Civil Liberties

Who Keeps Your Data Safe(ish) From the NSA?


For those concerned about National Security Agency interception of commercial data—information that you might share with Facebook, Google, and other online outfits—the Electronic Frontier Foundation keeps a running tally of encryption measures implemented by such firms. Since the NSA often hacks into data links without any legal niceties, such encryption has the potential to dramatically improve security. Even when government officials come with rubber-stamp court authorization in hand, or other tools for compelling compliance, tools like the perfect forward secrecy recently implemented by Twitter can limit the snoops' take. It can even make it impossible for companies to do as the official eavesdroppers ask. That's important for American firms that find their ability to compete both locally and globally seriously hindered by assumptions that their data storage systems are effectively reading rooms for the NSA.

According to the EFF, the table below shows where major online firms stand at the moment in their encryption efforts. This is a moving target, of course, so keep checking back with the EFF for new developments.

Online firms' encryption efforts

Definition-wise, encrypted data center links are important, because the NSA has been tapping into the free flow of information between servers owned by companies like Google.

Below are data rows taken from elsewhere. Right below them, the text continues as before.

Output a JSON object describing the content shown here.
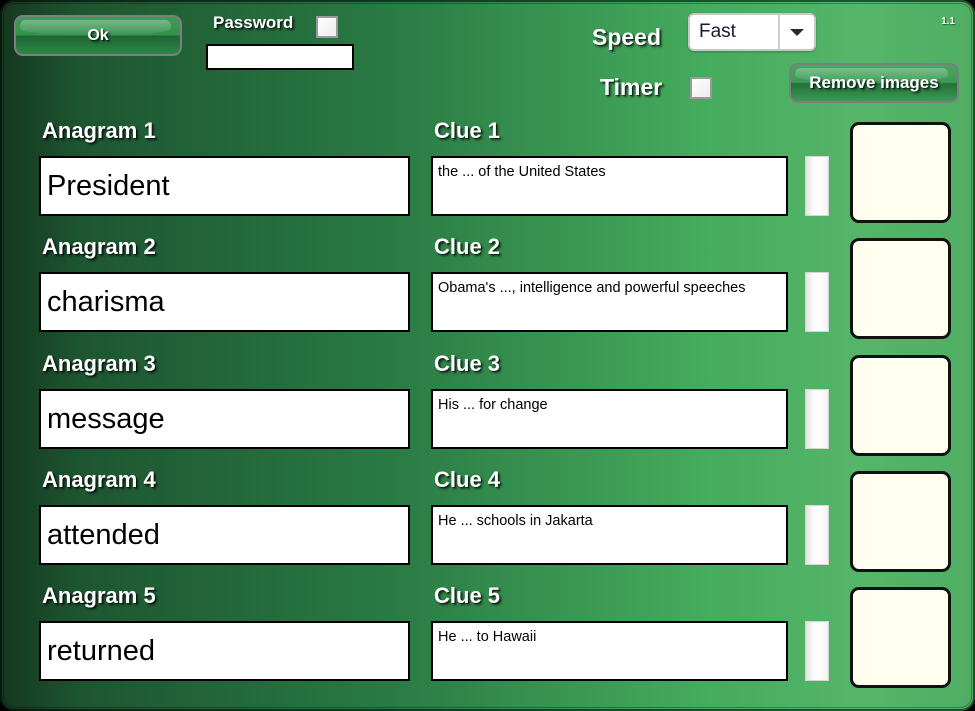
{
  "window": {
    "version": "1.1"
  },
  "toolbar": {
    "ok_label": "Ok",
    "password_label": "Password",
    "password_value": "",
    "password_placeholder": "",
    "speed_label": "Speed",
    "speed_value": "Fast",
    "speed_options": [
      "Fast"
    ],
    "timer_label": "Timer",
    "remove_images_label": "Remove images"
  },
  "rows": [
    {
      "anagram_label": "Anagram 1",
      "anagram_value": "President",
      "clue_label": "Clue 1",
      "clue_value": "the ... of the United States"
    },
    {
      "anagram_label": "Anagram 2",
      "anagram_value": "charisma",
      "clue_label": "Clue 2",
      "clue_value": "Obama's ..., intelligence and powerful speeches"
    },
    {
      "anagram_label": "Anagram 3",
      "anagram_value": "message",
      "clue_label": "Clue 3",
      "clue_value": "His ... for change"
    },
    {
      "anagram_label": "Anagram 4",
      "anagram_value": "attended",
      "clue_label": "Clue 4",
      "clue_value": "He ... schools in Jakarta"
    },
    {
      "anagram_label": "Anagram 5",
      "anagram_value": "returned",
      "clue_label": "Clue 5",
      "clue_value": "He ... to Hawaii"
    }
  ],
  "colors": {
    "background_dark_green": "#15361f",
    "background_light_green": "#55b569",
    "button_green": "#3f9a57",
    "image_box_ivory": "#fffff0",
    "field_border": "#000000"
  }
}
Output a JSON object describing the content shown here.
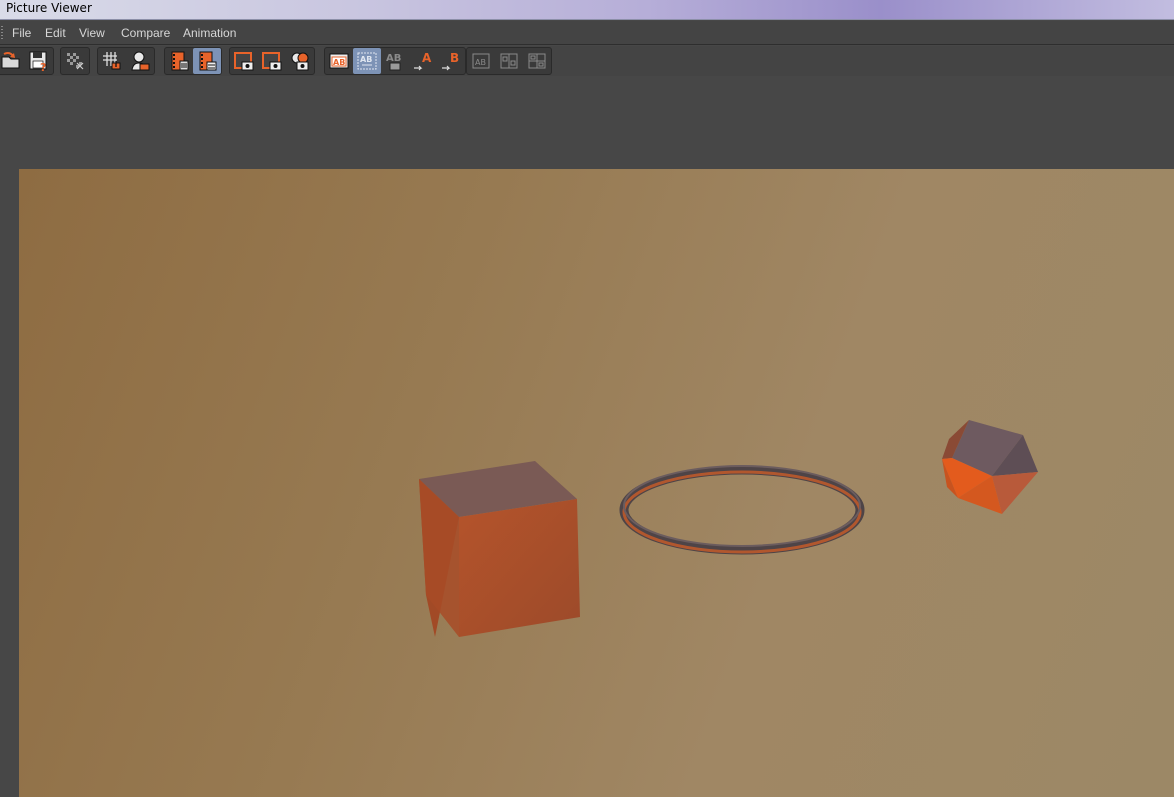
{
  "window": {
    "title": "Picture Viewer"
  },
  "menu": {
    "items": [
      {
        "label": "File"
      },
      {
        "label": "Edit"
      },
      {
        "label": "View"
      },
      {
        "label": "Compare"
      },
      {
        "label": "Animation"
      }
    ]
  },
  "toolbar": {
    "groups": [
      {
        "buttons": [
          {
            "icon": "open-file-icon"
          },
          {
            "icon": "save-as-icon"
          }
        ]
      },
      {
        "buttons": [
          {
            "icon": "transparency-grid-icon"
          }
        ]
      },
      {
        "buttons": [
          {
            "icon": "render-region-icon"
          },
          {
            "icon": "render-user-icon"
          }
        ]
      },
      {
        "buttons": [
          {
            "icon": "film-strip-delete-icon"
          },
          {
            "icon": "film-strip-info-icon",
            "active": true
          }
        ]
      },
      {
        "buttons": [
          {
            "icon": "snapshot-a-icon"
          },
          {
            "icon": "snapshot-b-icon"
          },
          {
            "icon": "snapshot-compare-icon"
          }
        ]
      },
      {
        "buttons": [
          {
            "icon": "ab-compare-icon"
          },
          {
            "icon": "ab-split-icon",
            "active": true
          },
          {
            "icon": "ab-toggle-icon"
          },
          {
            "icon": "set-a-icon",
            "text": "A"
          },
          {
            "icon": "set-b-icon",
            "text": "B"
          }
        ]
      },
      {
        "buttons": [
          {
            "icon": "ab-view-icon"
          },
          {
            "icon": "ab-side-by-side-icon"
          },
          {
            "icon": "ab-quad-icon"
          }
        ]
      }
    ]
  },
  "viewport": {
    "background_colors": [
      "#8e6c42",
      "#a08764"
    ],
    "objects": [
      {
        "name": "cube",
        "color": "#b5542b"
      },
      {
        "name": "torus",
        "color": "#c35a2a"
      },
      {
        "name": "icosahedron",
        "color": "#e35b1d"
      }
    ]
  }
}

Encrypting that flow means snoops will nab scrambled and incomprehensible information (unless they crack the encryption).

HTTPS provides a secure connection to Web pages, so that your activity is less easily observed.

HSTS is basically a more secure form of HTTPS.

Perfect Forward Secrecy encrypts each session you spend on a service like Facebook independently, so that even if snoops or hackers get access to one encryption key, they can't retroactively decrypt everything you've done in the past.

STARTTLS is a means on encrypting communications between email servers. Those with their status listed in red, above, provide email to the public, making it a bigger deal than those whose status is in grey, and provide only internal email.

Of course, all of this could be bypassed if the government forces online companies to build in technology that eases wiretapping, which it has already done to telecoms. In that case, look to overseas services—or implement your own encryption.